Connie Tran was drawn to the nursing field at a young age. After interning at a hospital during high school, she was impressed by the hard work and dedication she saw nurses exhibit on the job. “I wanted to become one of those people who support patients through the best and worst times of their lives,” she says.
With her future decided, the University of Arizona College of Nursing—with its high rankings and helpful financial incentives—was an obvious choice for her academic ambitions. Tran was in the first group of Arizona Nursing Inclusive Excellence (ANIE) scholars, a landmark program designed to attract and support the success of students from diverse settings and cultures that are underrepresented in health care.
Thanks to ANIE funding, Tran was able to participate in a community health clinic for low-income Spanish-speaking residents in South Tucson. “The ANIE grant is great because it’s really fostering the growth of a diversified group of nurses,” says Tran. “It also allows us to hone our strength as people who are minorities, who come from rural communities or are first generation college-goers.”
Both Tran’s academic and extracurricular life have been busy. She participated in the UA Campus Health Stressbusters program, which provides students with free 5-minute back rubs, and was active in the Asian/Pacific American Medical Student Association (APAMSA). Additionally, she worked as a patient care technician at Tucson Medical Center’s Cardiac Care Unit and interned in the UA College of Pharmacy’s Medication Management Center. In May, she was presented the Mary J. Jeffries Achievement Award, which helps BSN students committed to pursuing graduate study in nursing pursue their Doctor of Nursing Practice (DNP).
As a BSN honors student, Tran has proved herself to be adept at the rigors of research. With the support and guidance of her faculty mentors, Melissa Goldsmith, PhD, RNC, clinical associate professor, and Melanie Welch, RN, clinical instructor, she developed her thesis, “Experience of Fathers During Childbirth: Key Issues and Implications.” Her research examines interventions that hospitals and childbirth educators can implement to improve the experience of new fathers.
To students considering enrolling in the UA College of Nursing, Tran has nothing but encouragement. “It’s really tough at first and there’s a huge learning curve, but after that first semester everything will settle down,” she says. “The faculty here are really supportive and kind.
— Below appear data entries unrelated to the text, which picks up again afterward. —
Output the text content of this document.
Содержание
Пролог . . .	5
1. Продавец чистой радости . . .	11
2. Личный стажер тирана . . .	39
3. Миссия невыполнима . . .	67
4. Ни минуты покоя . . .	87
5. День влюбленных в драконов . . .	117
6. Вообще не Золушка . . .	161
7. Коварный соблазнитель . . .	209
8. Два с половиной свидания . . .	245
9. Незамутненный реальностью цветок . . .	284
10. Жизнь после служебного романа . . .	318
Make sure you utilize them because they will be your biggest helpers, your biggest coaches and your biggest cheerleaders.”
The future looks bright for Tran after graduation. She already has a job lined up in her home state of Texas and plans to continue her education in the fall. Thanks to the support of the Mary F. Jeffries Achievement Award, Tran plans to enroll in the UA College of Nursing’s DNP program’s Family Nurse Practitioner specialty.
“As a nurse, I want to make sure I’m using evidence-based care and practices when I’m caring for my patients,” she says. “I want to make sure I’m looking at the whole person, making sure I’m dealing with every aspect of their life, including emotional, mental and physical wellbeing.”